By going further than the ACAS code, employers will feel that a Labour government would remove their ability to make necessary changes to maintain competitiveness & to reflect changing practices in the wider economy. This could lead to businesses folding, or relocating abroad in order to survive.
Ironically, in genuine cases where employers need to introduce change, abolishing fire and rehire could result in a rise in redundancy-related dismissals, effectively commuting ‘fire and rehire’ into ‘fire’.
Banning zero-hour contracts
A long-running contentious subject, the current government have already banned one-sided zero hours contracts (the type that required workers to keep hours available while the employer had no obligation to provide work for those hours), but Labour wants to go a step further, saying they’ll ban them all together.

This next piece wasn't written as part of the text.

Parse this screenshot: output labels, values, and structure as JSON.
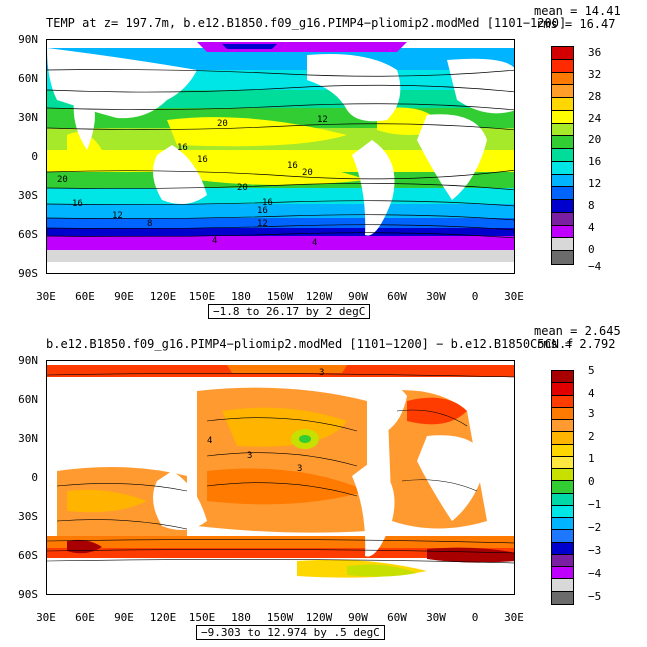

For workers who want to be able to pick and choose when and how much they work, a ban on zero hours contacts will not be seen as a benefit. Employers in less predictable sectors like care and hospitality may well feel less able to meet peaks and toughs in demand.
It is a fact that many employers still misuse zero hours contracts, despite the volume of codes and advice available to them. An outright ban would certainly correct much of that misuse, but many employers will argue that a legislative ban is too blunt an instrument for an economically complex employment issue, when recourse for misuse already exists via the courts and tribunals.